I worked professionally in LA for five years. The great thing about that town was that I would find myself working on the gamut of film, video, music video, commercial, reality, ENG/EPK and documentary projects that were shooting at that time. It was a revolving door of random projects, and I was basically a day-player. That’s how you really learn the town, because you could wind up shooting anywhere tomorrow. I mixed several low-budget indies, the kind shot at Lacy Street Studios and on-location, not the big studios.. But, I still had this desire to work on the big shows. I was married in 2006. My wife and I moved to Santa Fe in 2007, where I had college contacts, and the feature film and TV series businesses were hopping. After a short time getting into the network of sound technicians, as well as the union, I began to get my first taste of the big budget movies and TV series. I fell in as a boom operator, even though I really wanted to mix, but looking back, that was for the best because I truly was not prepared for the desert and all-weather shooting, most people aren’t. In New Mexico, they say every show is a western, and that’s what they mean. It takes special experience and gear to work in those conditions. Scorching heat, 80mph wind gusts; then freezing ice and snow, not to mention the altitude. It’s a very unforgiving environment, especially when it comes to expensive sound equipment. The other sound mixers there had decades of experience before I came along; these guys were experts of movie production in New Mexico, and I wanted to learn from the best. So, I boomed. Turns out it was a good position to have because so few others wanted to do it, and many of those who wanted to, were just not able to give what’s necessary for the job.
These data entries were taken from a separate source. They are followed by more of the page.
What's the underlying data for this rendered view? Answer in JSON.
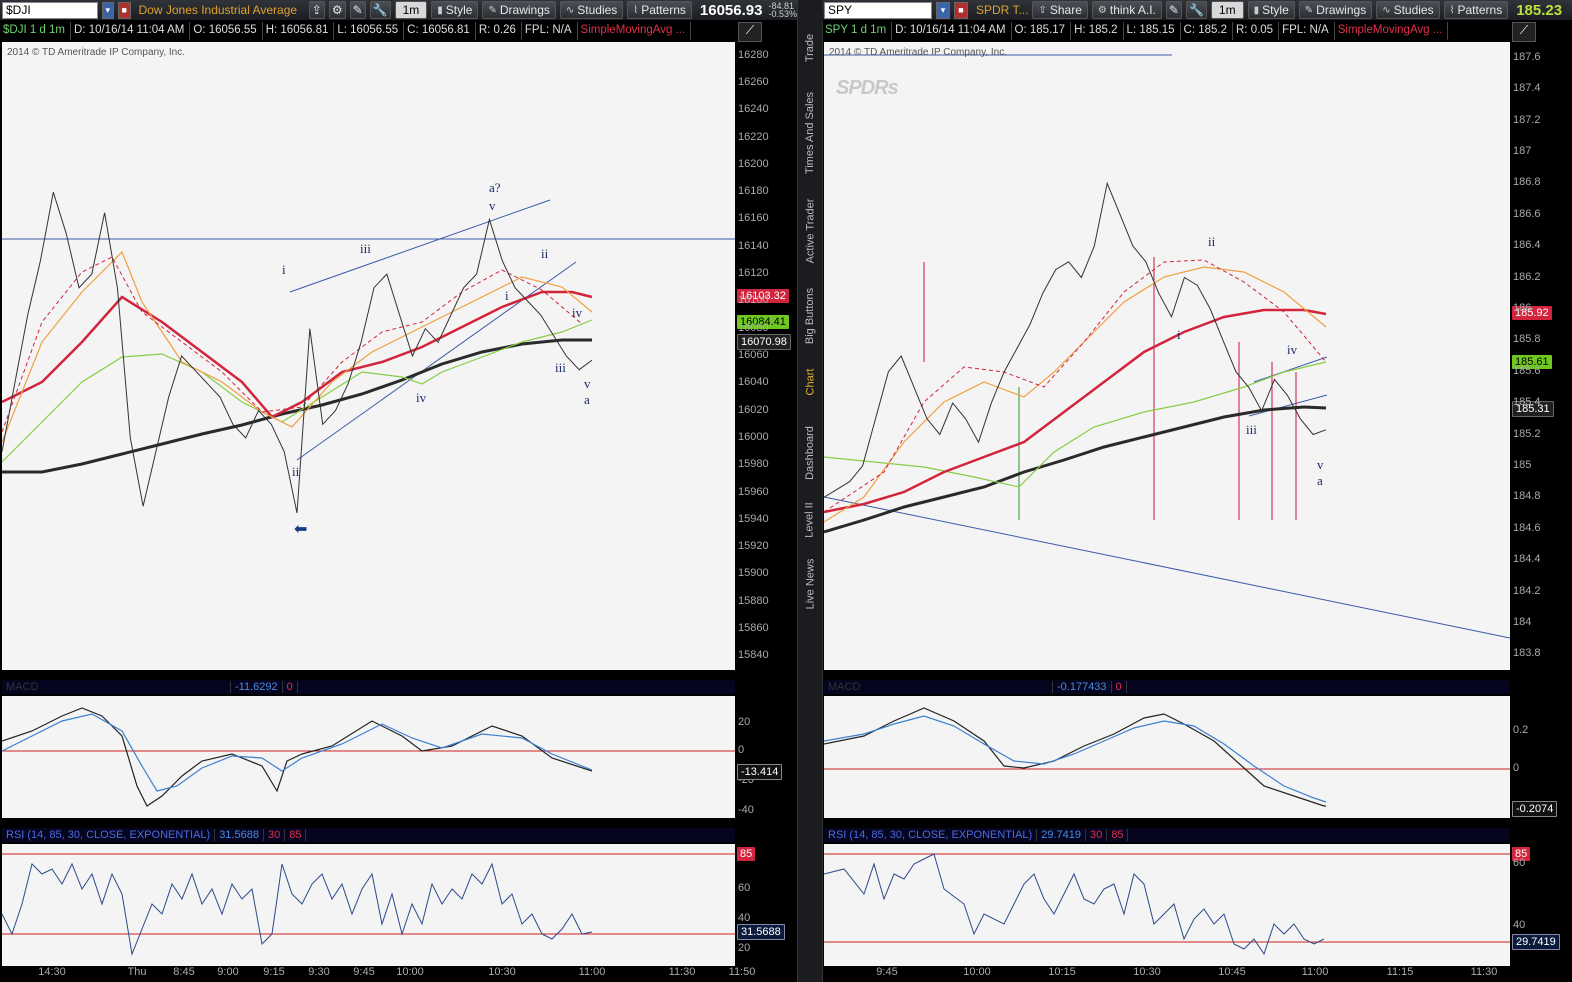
{
  "left": {
    "symbol": "$DJI",
    "description": "Dow Jones Industrial Average",
    "tools": [
      "Style",
      "Drawings",
      "Studies",
      "Patterns"
    ],
    "aggregation": "1m",
    "last": "16056.93",
    "change": "-84.81",
    "change_pct": "-0.53%",
    "info": {
      "sym": "$DJI 1 d 1m",
      "date": "D: 10/16/14 11:04 AM",
      "o": "O: 16056.55",
      "h": "H: 16056.81",
      "l": "L: 16056.55",
      "c": "C: 16056.81",
      "r": "R: 0.26",
      "fpl": "FPL: N/A",
      "study": "SimpleMovingAvg ..."
    },
    "copyright": "2014 © TD Ameritrade IP Company, Inc.",
    "price_tags": [
      {
        "value": "16103.32",
        "bg": "#d2243c",
        "fg": "#ffffff"
      },
      {
        "value": "16084.41",
        "bg": "#6fc820",
        "fg": "#000000"
      },
      {
        "value": "16070.98",
        "bg": "#202020",
        "fg": "#ffffff"
      }
    ],
    "macd_header": {
      "value": "-11.6292",
      "zero": "0"
    },
    "macd_tag": "-13.414",
    "rsi_header": {
      "label": "RSI (14, 85, 30, CLOSE, EXPONENTIAL)",
      "value": "31.5688",
      "low": "30",
      "high": "85"
    },
    "rsi_tags": [
      "85",
      "31.5688"
    ],
    "wave_labels": [
      "i",
      "ii",
      "iii",
      "iv",
      "v",
      "a?",
      "ii",
      "i",
      "iii",
      "iv",
      "v",
      "a"
    ],
    "xticks": [
      "14:30",
      "Thu",
      "8:45",
      "9:00",
      "9:15",
      "9:30",
      "9:45",
      "10:00",
      "10:30",
      "11:00",
      "11:30",
      "11:50"
    ]
  },
  "right": {
    "symbol": "SPY",
    "description": "SPDR T...",
    "tools": [
      "Share",
      "think A.I.",
      "Style",
      "Drawings",
      "Studies",
      "Patterns"
    ],
    "aggregation": "1m",
    "last": "185.23",
    "info": {
      "sym": "SPY 1 d 1m",
      "date": "D: 10/16/14 11:04 AM",
      "o": "O: 185.17",
      "h": "H: 185.2",
      "l": "L: 185.15",
      "c": "C: 185.2",
      "r": "R: 0.05",
      "fpl": "FPL: N/A",
      "study": "SimpleMovingAvg ..."
    },
    "copyright": "2014 © TD Ameritrade IP Company, Inc.",
    "watermark": "SPDRs",
    "price_tags": [
      {
        "value": "185.92",
        "bg": "#d2243c",
        "fg": "#ffffff"
      },
      {
        "value": "185.61",
        "bg": "#6fc820",
        "fg": "#000000"
      },
      {
        "value": "185.31",
        "bg": "#202020",
        "fg": "#ffffff"
      }
    ],
    "macd_header": {
      "value": "-0.177433",
      "zero": "0"
    },
    "macd_tag": "-0.2074",
    "rsi_header": {
      "label": "RSI (14, 85, 30, CLOSE, EXPONENTIAL)",
      "value": "29.7419",
      "low": "30",
      "high": "85"
    },
    "rsi_tags": [
      "85",
      "29.7419"
    ],
    "wave_labels": [
      "i",
      "ii",
      "iii",
      "iv",
      "v",
      "a"
    ],
    "xticks": [
      "9:45",
      "10:00",
      "10:15",
      "10:30",
      "10:45",
      "11:00",
      "11:15",
      "11:30"
    ]
  },
  "sidebar_tabs": [
    "Trade",
    "Times And Sales",
    "Active Trader",
    "Big Buttons",
    "Chart",
    "Dashboard",
    "Level II",
    "Live News"
  ],
  "chart_data": [
    {
      "type": "line",
      "title": "$DJI 1 d 1m",
      "ylim": [
        15830,
        16290
      ],
      "yticks": [
        16280,
        16260,
        16240,
        16220,
        16200,
        16180,
        16160,
        16140,
        16120,
        16100,
        16080,
        16060,
        16040,
        16020,
        16000,
        15980,
        15960,
        15940,
        15920,
        15900,
        15880,
        15860,
        15840
      ],
      "series": [
        {
          "values": [
            15990,
            16040,
            16090,
            16130,
            16180,
            16150,
            16110,
            16120,
            16165,
            16110,
            16000,
            15950,
            15990,
            16030,
            16060,
            16050,
            16040,
            16030,
            16010,
            16000,
            16020,
            16010,
            15990,
            15945,
            16080,
            16010,
            16020,
            16040,
            16070,
            16110,
            16120,
            16090,
            16060,
            16080,
            16070,
            16090,
            16110,
            16120,
            16160,
            16130,
            16110,
            16100,
            16090,
            16075,
            16060,
            16050,
            16057
          ]
        }
      ],
      "annotations": [
        "i",
        "ii",
        "iii",
        "iv",
        "v",
        "a?",
        "ii",
        "i",
        "iii",
        "iv",
        "v",
        "a"
      ]
    },
    {
      "type": "line",
      "title": "SPY 1 d 1m",
      "ylim": [
        183.7,
        187.7
      ],
      "yticks": [
        187.6,
        187.4,
        187.2,
        187,
        186.8,
        186.6,
        186.4,
        186.2,
        186,
        185.8,
        185.6,
        185.4,
        185.2,
        185,
        184.8,
        184.6,
        184.4,
        184.2,
        184,
        183.8
      ],
      "series": [
        {
          "values": [
            184.8,
            184.85,
            184.9,
            185.0,
            185.3,
            185.6,
            185.7,
            185.5,
            185.3,
            185.2,
            185.4,
            185.3,
            185.15,
            185.4,
            185.6,
            185.75,
            185.9,
            186.1,
            186.25,
            186.3,
            186.2,
            186.4,
            186.8,
            186.6,
            186.4,
            186.3,
            186.1,
            185.95,
            186.2,
            186.15,
            186.0,
            185.8,
            185.6,
            185.5,
            185.35,
            185.55,
            185.45,
            185.3,
            185.2,
            185.23
          ]
        }
      ],
      "annotations": [
        "i",
        "ii",
        "iii",
        "iv",
        "v",
        "a"
      ]
    }
  ]
}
I worked to establish solid relationships with the best sound mixers I could meet; namely Bayard Carey (The Missing, Crazy Heart), David Brownlow (Hoosiers, The Spirit) and Darryl Frank (Breaking Bad, The Last Stand). These were the local guys, but often, big LA sound mixers would come into town, and I’d get the opportunity to work with guys like David Macmillan who has won three Oscars for sound mixing. Over all, I’d say my best film is Crazy Heart, and my best TV series is definitely Breaking Bad. Although I worked on No Country for Old Men, I was a Second Unit Sound Mixer, and I was not credited. This happens often if you only do a short stint on a movie.